En las tierras llanas, por la zona costeña del lago de Maracaibo, la Navidad está unida a la fiesta de San Benito. Hay cierta tonalidad pagana en este ritual de tambores que se ofrenda al santo negro cuando el de diciembre hace su entrada en Betijoque, después de un día de caminar danzando por el camino que viene de Sabana Grande. Los vasallos se adornan de plumas y trozos de vidrio. Las mujeres lucen sayas de paja como las africanas. El golpe de tambor es recio, monótono, tremendo. Hay un no sé qué diabólico en esta fiesta de santo, en estos bailes sensuales de las gentes ebrias, alucinadas, sostenidas por la savia del aguardiente y los pañuelos en alto.

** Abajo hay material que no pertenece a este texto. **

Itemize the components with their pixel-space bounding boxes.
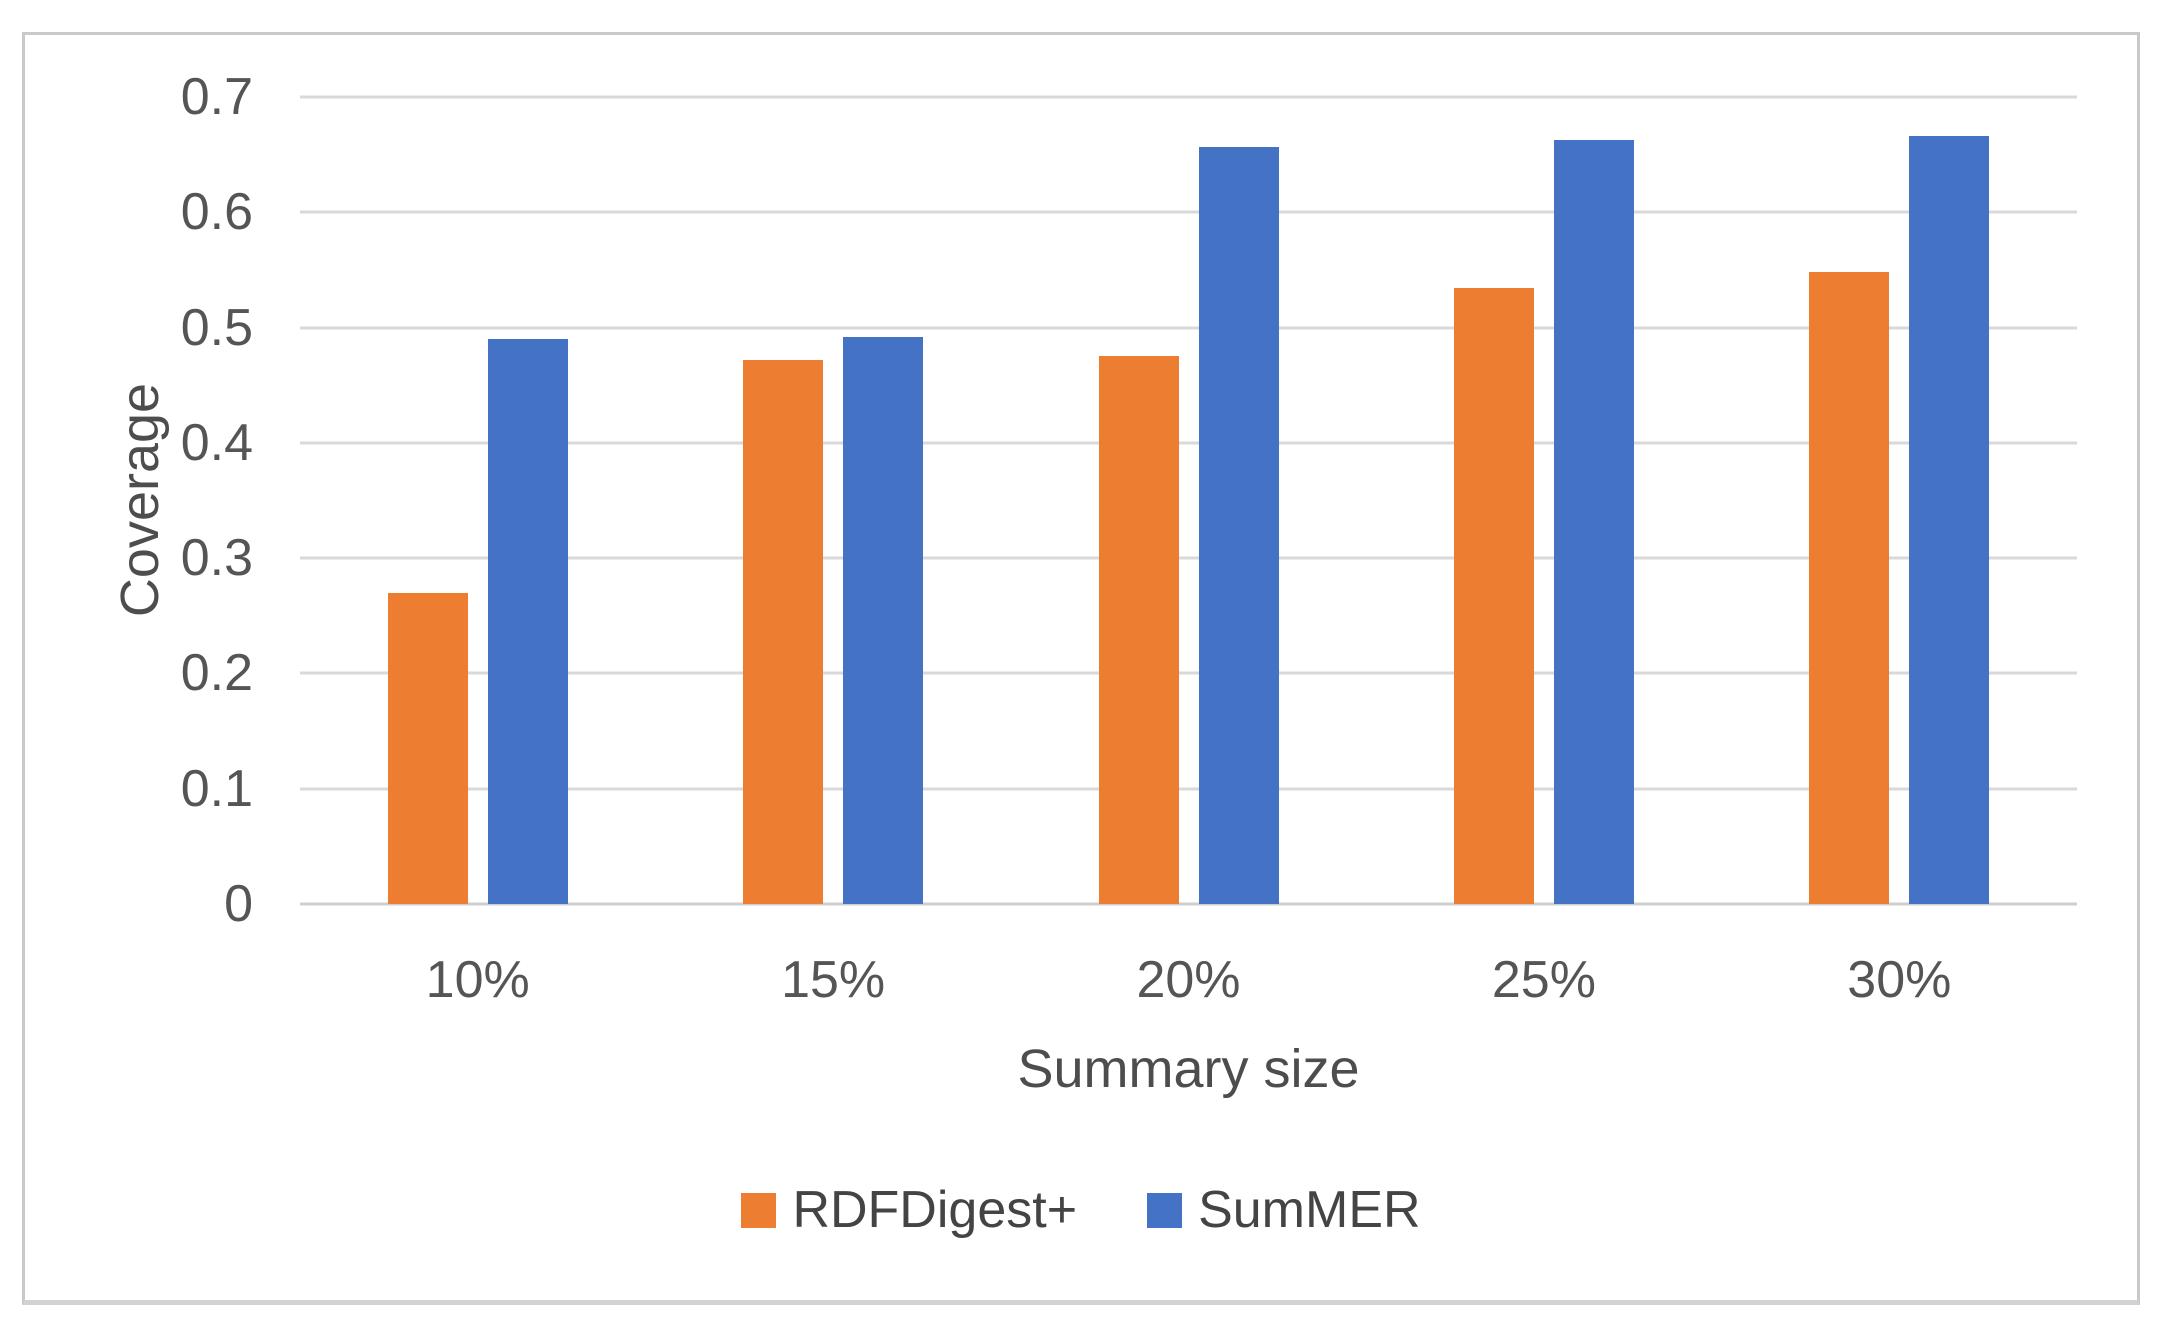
bar-SumMER-20% [1198,147,1279,904]
x-tick-label: 15% [781,951,886,1009]
bar-RDFDigest+-10% [387,593,468,904]
gridline [300,441,2077,445]
bar-RDFDigest+-30% [1809,272,1890,904]
gridline [300,210,2077,214]
bar-SumMER-10% [487,339,568,904]
y-axis-title: Coverage [110,382,170,618]
y-tick-label: 0 [224,875,253,933]
bar-RDFDigest+-25% [1453,288,1534,904]
gridline [300,95,2077,99]
x-tick-label: 20% [1136,951,1241,1009]
bar-SumMER-15% [843,337,924,904]
legend-label: SumMER [1198,1181,1421,1239]
bar-RDFDigest+-15% [743,360,824,904]
x-tick-label: 30% [1847,951,1952,1009]
y-axis-tick-labels: 0.7 0.6 0.5 0.4 0.3 0.2 0.1 0 [25,68,253,933]
gridline [300,787,2077,791]
x-axis-line [300,902,2077,906]
legend-swatch-icon [1147,1192,1183,1228]
y-tick-label: 0.5 [180,298,253,357]
y-tick-label: 0.6 [180,183,253,242]
legend-item-RDFDigest+: RDFDigest+ [741,1180,1077,1240]
x-tick-label: 25% [1491,951,1596,1009]
legend-item-SumMER: SumMER [1147,1180,1421,1240]
gridline [300,671,2077,675]
x-axis-title: Summary size [1017,1039,1360,1099]
bar-group-30% [1722,97,2077,904]
chart-figure: 0.7 0.6 0.5 0.4 0.3 0.2 0.1 0 Coverage 10% 15% 20… [22,32,2140,1305]
bar-SumMER-30% [1909,136,1990,904]
y-tick-label: 0.1 [180,759,253,818]
bar-RDFDigest+-20% [1098,356,1179,904]
x-tick-label: 10% [425,951,530,1009]
y-tick-label: 0.7 [180,68,253,126]
y-tick-label: 0.3 [180,529,253,588]
plot-area [300,95,2077,906]
gridline [300,326,2077,330]
bar-group-15% [655,97,1010,904]
bar-group-10% [300,97,655,904]
gridline [300,556,2077,560]
bar-group-20% [1011,97,1366,904]
y-tick-label: 0.4 [180,413,253,472]
bar-SumMER-25% [1553,140,1634,904]
y-tick-label: 0.2 [180,644,253,703]
chart-legend: RDFDigest+ SumMER [25,1180,2137,1240]
legend-label: RDFDigest+ [792,1181,1078,1239]
bar-groups [300,97,2077,904]
x-axis-tick-labels: 10% 15% 20% 25% 30% [300,950,2077,1010]
legend-swatch-icon [741,1192,777,1228]
bar-group-25% [1366,97,1721,904]
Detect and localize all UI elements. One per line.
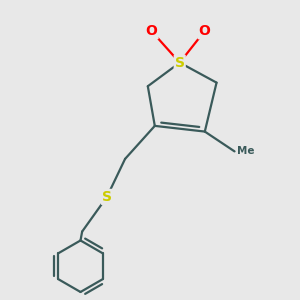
Text: O: O bbox=[199, 24, 210, 38]
Text: Me: Me bbox=[237, 146, 255, 156]
Text: S: S bbox=[102, 190, 112, 204]
Text: O: O bbox=[146, 24, 158, 38]
Text: S: S bbox=[175, 56, 185, 70]
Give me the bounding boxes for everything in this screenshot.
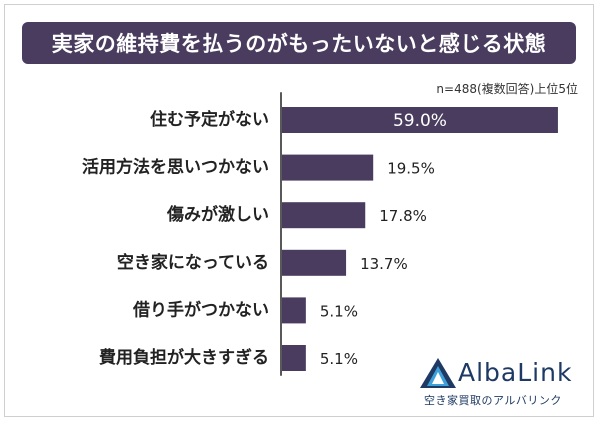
category-label: 空き家になっている — [117, 252, 269, 273]
logo-tagline: 空き家買取のアルバリンク — [424, 394, 562, 407]
value-label: 5.1% — [320, 350, 358, 368]
albalink-triangle-icon — [420, 358, 456, 388]
bar — [282, 345, 306, 371]
chart-title: 実家の維持費を払うのがもったいないと感じる状態 — [22, 22, 576, 64]
bar — [282, 202, 366, 229]
category-label: 借り手がつかない — [132, 299, 269, 320]
albalink-logo: AlbaLink 空き家買取のアルバリンク — [418, 356, 588, 412]
category-label: 活用方法を思いつかない — [82, 157, 269, 178]
bar — [282, 154, 374, 181]
value-label: 59.0% — [393, 111, 447, 131]
value-label: 13.7% — [360, 255, 408, 273]
category-label: 傷みが激しい — [166, 204, 269, 225]
bar — [282, 107, 558, 133]
bar — [282, 249, 347, 276]
category-label: 費用負担が大きすぎる — [99, 347, 269, 368]
sample-note: n=488(複数回答)上位5位 — [436, 82, 578, 96]
value-label: 5.1% — [320, 302, 358, 320]
value-label: 17.8% — [379, 207, 427, 225]
bar — [282, 297, 306, 324]
category-label: 住む予定がない — [150, 109, 269, 130]
logo-wordmark: AlbaLink — [458, 358, 573, 387]
value-label: 19.5% — [387, 160, 435, 178]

Esta es la Navidad. Esta es la historia y la leyenda de una fiesta de siglos tan vieja como el andar religioso por el mundo, tan llena de la más sabia esencia del hombre, empeñado en encontrar su salvación a través de símbolos y mitos. Toda esa coincidencia del nacimiento de los dioses en la Tierra señala la unidad misteriosa que hay en la imaginación creadora y en su deseo de hurgar en lo desconocido, de remover las peñas y mantener la Tierra habitable y florecida. Y esos dioses, llámense Osiris, Dionisios o Jesús, sean árboles o piedras o ramas de muérdago, serán siempre el deseo más hondo y la más iluminada esperanza. Serán testimonio de que el hombre alguna vez inventó bella historias para evitar las afrentas de los animales, de los incendios, de las estaciones y de los otros hombres.